I don’t know why it’s important to anybody. I certainly do not need to explain my reasoning for getting a driver’s license and a good old fashioned “beater with a heater.”
I don’t care what reasons he wants to give for buying a car. I know why he bought a car.
He bought a car for the same reason he has bought all the other useless crap he’s accumulated since moving to Wisconsin. He’s a four year old in the cereal aisle of life and Mommy’s not around to stop him ripping open every box in sight.
Unchecked impulse control issues, thy name is Bill Schmalfeldt.
As soon as the shine wore off the $2300 Scootypuff (It was red! Vrooom, VROOM!) he kicked it to the curb and bought a car. And some new computers, audio equipment, an Apple Watch, contact lenses to stain with poop and God only knows what else.

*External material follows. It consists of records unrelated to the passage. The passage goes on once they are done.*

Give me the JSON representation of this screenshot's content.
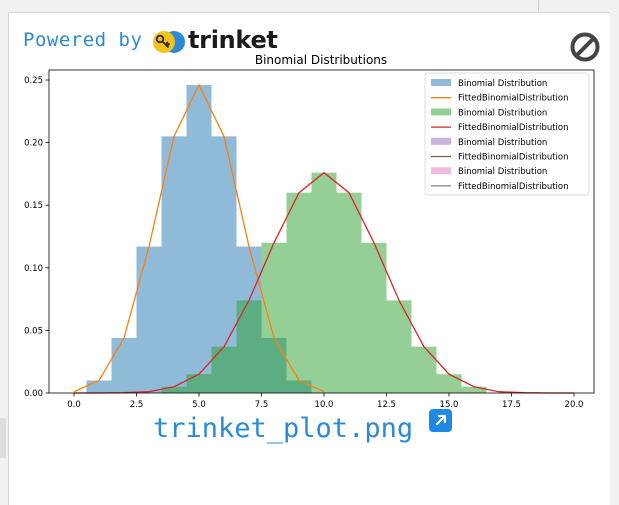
{
  "header": {
    "powered_by": "Powered by",
    "brand": "trinket"
  },
  "icons": {
    "logo": "trinket-logo-icon",
    "block": "no-entry-icon",
    "open_external": "open-external-icon"
  },
  "output": {
    "filename": "trinket_plot.png"
  },
  "colors": {
    "accent": "#2b8ad8",
    "series_blue": "#1f77b4",
    "series_orange": "#ff7f0e",
    "series_green": "#2ca02c",
    "series_red": "#d62728",
    "series_purple": "#9467bd",
    "series_brown": "#8c564b",
    "series_pink": "#e377c2",
    "series_gray": "#7f7f7f"
  },
  "chart_data": {
    "type": "bar",
    "title": "Binomial Distributions",
    "xlabel": "",
    "ylabel": "",
    "xlim": [
      -1,
      20.8
    ],
    "ylim": [
      0,
      0.258
    ],
    "xticks": [
      "0.0",
      "2.5",
      "5.0",
      "7.5",
      "10.0",
      "12.5",
      "15.0",
      "17.5",
      "20.0"
    ],
    "yticks": [
      "0.00",
      "0.05",
      "0.10",
      "0.15",
      "0.20",
      "0.25"
    ],
    "grid": false,
    "legend_position": "top-right",
    "legend": [
      "Binomial Distribution",
      "FittedBinomialDistribution",
      "Binomial Distribution",
      "FittedBinomialDistribution",
      "Binomial Distribution",
      "FittedBinomialDistribution",
      "Binomial Distribution",
      "FittedBinomialDistribution"
    ],
    "bars": [
      {
        "name": "Binomial Distribution",
        "x": [
          1,
          2,
          3,
          4,
          5,
          6,
          7,
          8,
          9
        ],
        "values": [
          0.01,
          0.044,
          0.117,
          0.205,
          0.246,
          0.205,
          0.117,
          0.044,
          0.01
        ]
      },
      {
        "name": "Binomial Distribution",
        "x": [
          4,
          5,
          6,
          7,
          8,
          9,
          10,
          11,
          12,
          13,
          14,
          15,
          16
        ],
        "values": [
          0.005,
          0.015,
          0.037,
          0.074,
          0.12,
          0.16,
          0.176,
          0.16,
          0.12,
          0.074,
          0.037,
          0.015,
          0.005
        ]
      }
    ],
    "lines": [
      {
        "name": "FittedBinomialDistribution",
        "x": [
          0,
          1,
          2,
          3,
          4,
          5,
          6,
          7,
          8,
          9,
          10
        ],
        "values": [
          0.001,
          0.01,
          0.044,
          0.117,
          0.205,
          0.246,
          0.205,
          0.117,
          0.044,
          0.01,
          0.001
        ]
      },
      {
        "name": "FittedBinomialDistribution",
        "x": [
          0,
          1,
          2,
          3,
          4,
          5,
          6,
          7,
          8,
          9,
          10,
          11,
          12,
          13,
          14,
          15,
          16,
          17,
          18,
          19,
          20
        ],
        "values": [
          0,
          0,
          0.0002,
          0.001,
          0.005,
          0.015,
          0.037,
          0.074,
          0.12,
          0.16,
          0.176,
          0.16,
          0.12,
          0.074,
          0.037,
          0.015,
          0.005,
          0.001,
          0.0002,
          0,
          0
        ]
      }
    ]
  }
}
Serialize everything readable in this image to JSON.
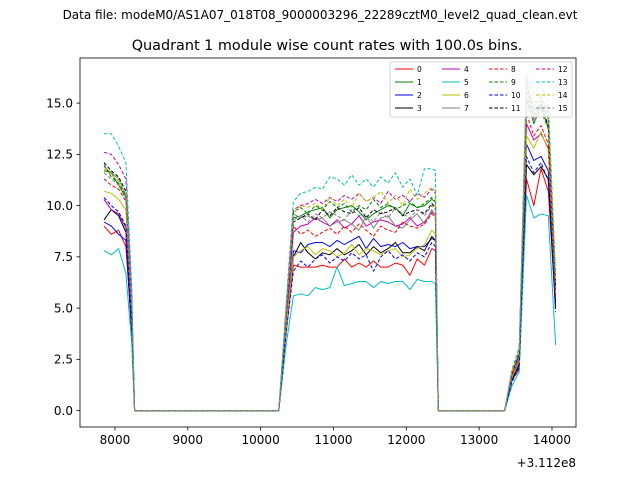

I’m sure when the beater-with-a-heater coughs it up, there’ll be a new Ford F350 or Chevy Silverado replacing it.
Hey, when ya don’t have that extra mouth and two dogs to feed…but he’s obviously working on fixing one of those issues.
Yeah, I know why he bought a car, and why he bought everything else.
And I don’t care.
I’m just awfully glad to know that the cure for late stage ELEVENTYIVLIAR Parkinson’s disease is as simple as waiting for your wife to snuff and then hightailing it to Wisconsin.
Someone should notify Michael J. Fox.